#HBO’s Revolutionary, Flawed TV Show, Explained

Table of Contents
“HBO’s Revolutionary, Flawed TV Show, Explained”
Girls and Lena Dunham
Just as Orange Is The New Black infused heavy drama with light comedy, Girls took the sitcom format and infused it with dramatic, often uncomfortable concerns. Its lens was more myopic than many would have liked; the show focused on a group of twenty-something, well-to-do, college-graduated white women in New York City, and it generated its fair share of controversy throughout its run, aimed specifically at its lack of representation and Dunham’s selective version of feminism.
Many criticisms leveled against Dunham and the show were completely necessary and valid, but they would also serve to oversimplify the idea of the show for anyone who had not watched it and would be easily persuaded not to. Many other shows before and since have been shot through similarly narrow lenses, but they got less flack because they were created by men – and they often took fewer risks. Sure, the show was rife with missteps and offensive ideas, but so was South Park at the time and nearly every other sitcom in existence.
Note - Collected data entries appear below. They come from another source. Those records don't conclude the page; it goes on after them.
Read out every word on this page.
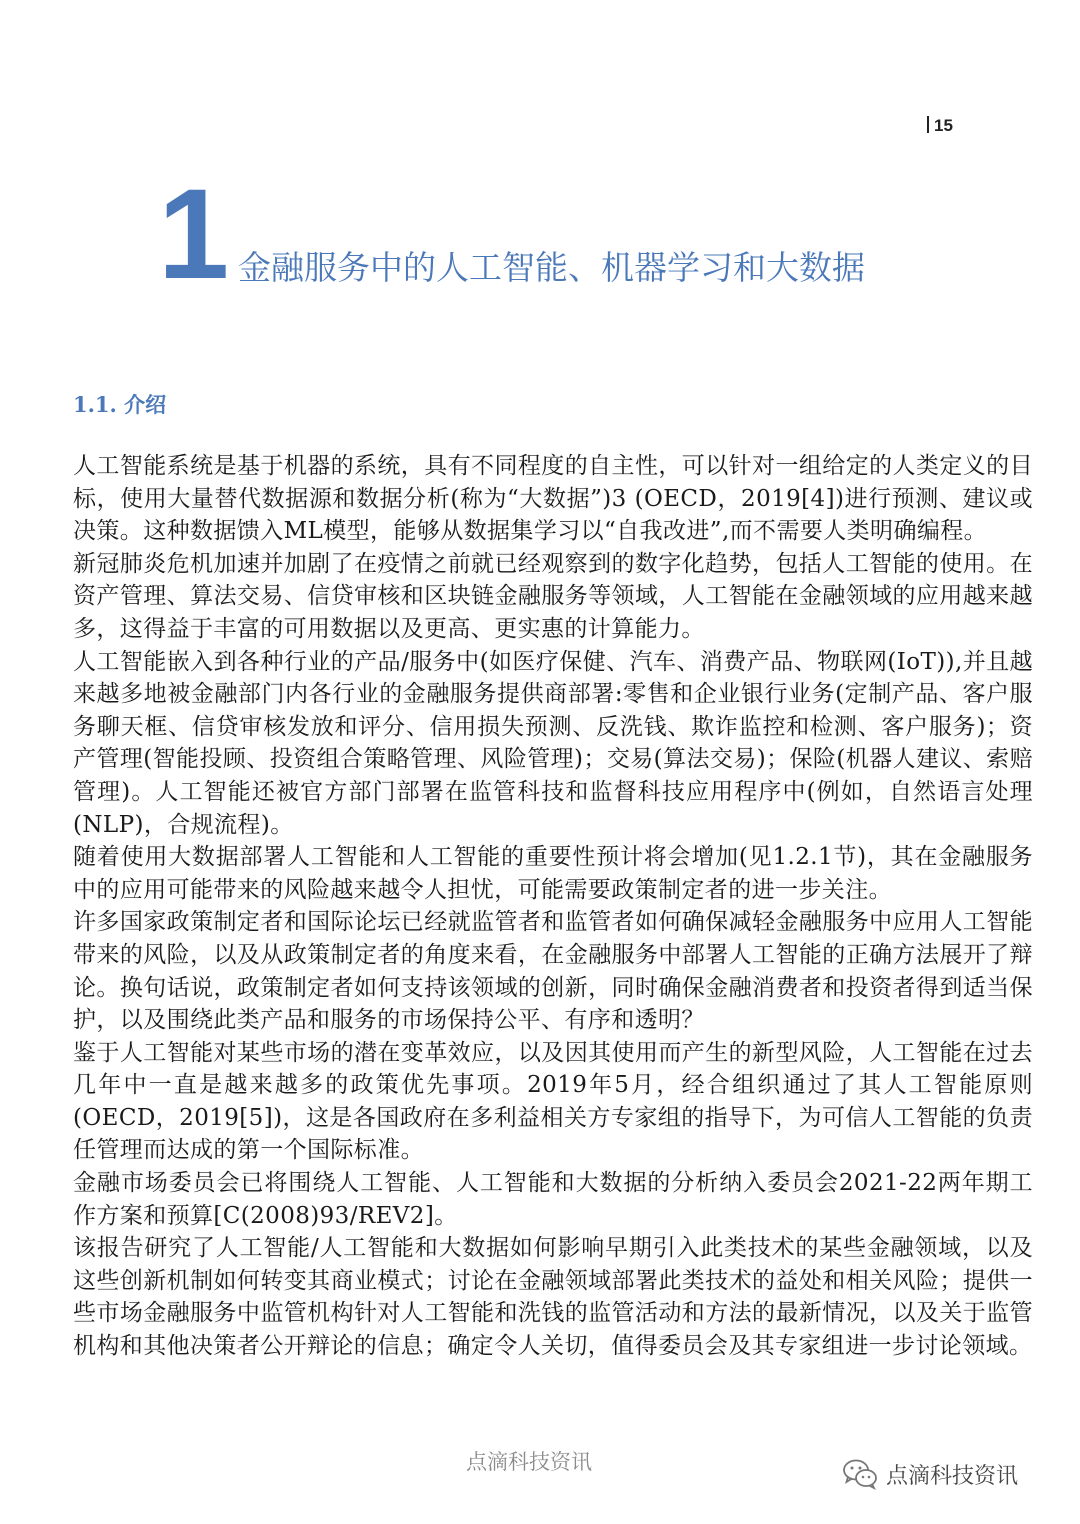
15
1 金融服务中的人工智能、机器学习和大数据
1.1. 介绍

人工智能系统是基于机器的系统，具有不同程度的自主性，可以针对一组给定的人类定义的目标，使用大量替代数据源和数据分析(称为“大数据”)3 (OECD，2019[4])进行预测、建议或决策。这种数据馈入ML模型，能够从数据集学习以“自我改进”,而不需要人类明确编程。

新冠肺炎危机加速并加剧了在疫情之前就已经观察到的数字化趋势，包括人工智能的使用。在资产管理、算法交易、信贷审核和区块链金融服务等领域，人工智能在金融领域的应用越来越多，这得益于丰富的可用数据以及更高、更实惠的计算能力。

人工智能嵌入到各种行业的产品/服务中(如医疗保健、汽车、消费产品、物联网(IoT)),并且越来越多地被金融部门内各行业的金融服务提供商部署:零售和企业银行业务(定制产品、客户服务聊天框、信贷审核发放和评分、信用损失预测、反洗钱、欺诈监控和检测、客户服务)；资产管理(智能投顾、投资组合策略管理、风险管理)；交易(算法交易)；保险(机器人建议、索赔管理)。人工智能还被官方部门部署在监管科技和监督科技应用程序中(例如，自然语言处理(NLP)，合规流程)。

随着使用大数据部署人工智能和人工智能的重要性预计将会增加(见1.2.1节)，其在金融服务中的应用可能带来的风险越来越令人担忧，可能需要政策制定者的进一步关注。

许多国家政策制定者和国际论坛已经就监管者和监管者如何确保减轻金融服务中应用人工智能带来的风险，以及从政策制定者的角度来看，在金融服务中部署人工智能的正确方法展开了辩论。换句话说，政策制定者如何支持该领域的创新，同时确保金融消费者和投资者得到适当保护，以及围绕此类产品和服务的市场保持公平、有序和透明？

鉴于人工智能对某些市场的潜在变革效应，以及因其使用而产生的新型风险，人工智能在过去几年中一直是越来越多的政策优先事项。2019年5月，经合组织通过了其人工智能原则(OECD，2019[5])，这是各国政府在多利益相关方专家组的指导下，为可信人工智能的负责任管理而达成的第一个国际标准。

金融市场委员会已将围绕人工智能、人工智能和大数据的分析纳入委员会2021-22两年期工作方案和预算[C(2008)93/REV2]。

该报告研究了人工智能/人工智能和大数据如何影响早期引入此类技术的某些金融领域，以及这些创新机制如何转变其商业模式；讨论在金融领域部署此类技术的益处和相关风险；提供一些市场金融服务中监管机构针对人工智能和洗钱的监管活动和方法的最新情况，以及关于监管机构和其他决策者公开辩论的信息；确定令人关切，值得委员会及其专家组进一步讨论领域。

点滴科技资讯
点滴科技资讯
The difference for Dunham was that she was, and is, a woman, and this put her in the crosshairs of the cultural conversation.
If you could afford Girls the same benefit of the doubt you would give Friends or The Simpsons, you would realize that between the HBO bump and the closing credits lay a fully realized world of complex, dynamic characters that jumped off the screen and into our hearts and minds. They were sympathetic and lonely, if spoiled and often irritating – but most of all, they were achingly, frustratingly human. And they were certainly about as likable as Larry David, if not more so.
Adam Driver and the Perfectly Flawed Cast of Girls
One of Girls’ more notable achievements was the further blurring of the Apatowian line between drama and comedy, and one of its primary avenues toward this goal was its use of casting. Characters like Jessa and Shoshanna (as played by the wonderful Jemima Kirke and Zosia Mamet respectively) might have seemed like narcissistic caricatures at first, but were soon revealed to be realistic human beings, both unhinged and vulnerable. Allison Williams’ Marnie, presented initially as the squeaky-clean best-friend influence character, became one of the show’s most volatile elements.
Speaking of volatility, we saw the emergence of Adam Driver as a major talent – his character Adam being a veritable chopped salad of manic-obsessive-dream-boy and borderline-abusive-hopeless-romantic. Mr. Driver’s performance is so dynamic and strange that it is almost impossible to put into words. Within the varied and stellar cast lay a beguiling marriage of SNL-esque mania and nuanced character work that would epitomize the Golden Age of TV Drama. Girls was a laboratory for narrative, televisual experimentation.
And of course let’s not forget about Ms. Lena Dunham herself, the creator and star, who assembled an excellent creative team, and executed a unique, idiosyncratic, character-driven vision on a modest budget. It’s one thing to stay safe and successful, and another to venture out and risk failure. Girls did the latter, and found great success with gutsy, self-contained episodes like “One Man’s Trash,” “The Panic In Central Park,” and “American Bitch,” which happen to be some of the best entries in the modern television canon.
Girls Had Problems, But That Didn’t Stop It
It didn’t always work – in one instance, Dunham cast Donald Glover as her Republican love interest as a sideways move to address the show’s racial blind spots, and only served to dig herself in deeper. But it was in spite of, and absolutely because of, such risks that HBO brought the show back five times over for a total of six seasons.
Gimmicks abounded, superficial story threads seemed to go nowhere, and the show was not always perfect. But it always took leaps and evolved the cultural conversation surrounding it, and despite the often warranted, but sometimes unwarranted, criticism, it never got backed into a corner, and it never admitted defeat. Girls, besides being one of the most striking examples of contemporary television, serves as a great lesson for creativity and originality in TV storytelling. The entirety of Girls can be streamed on HBO Max.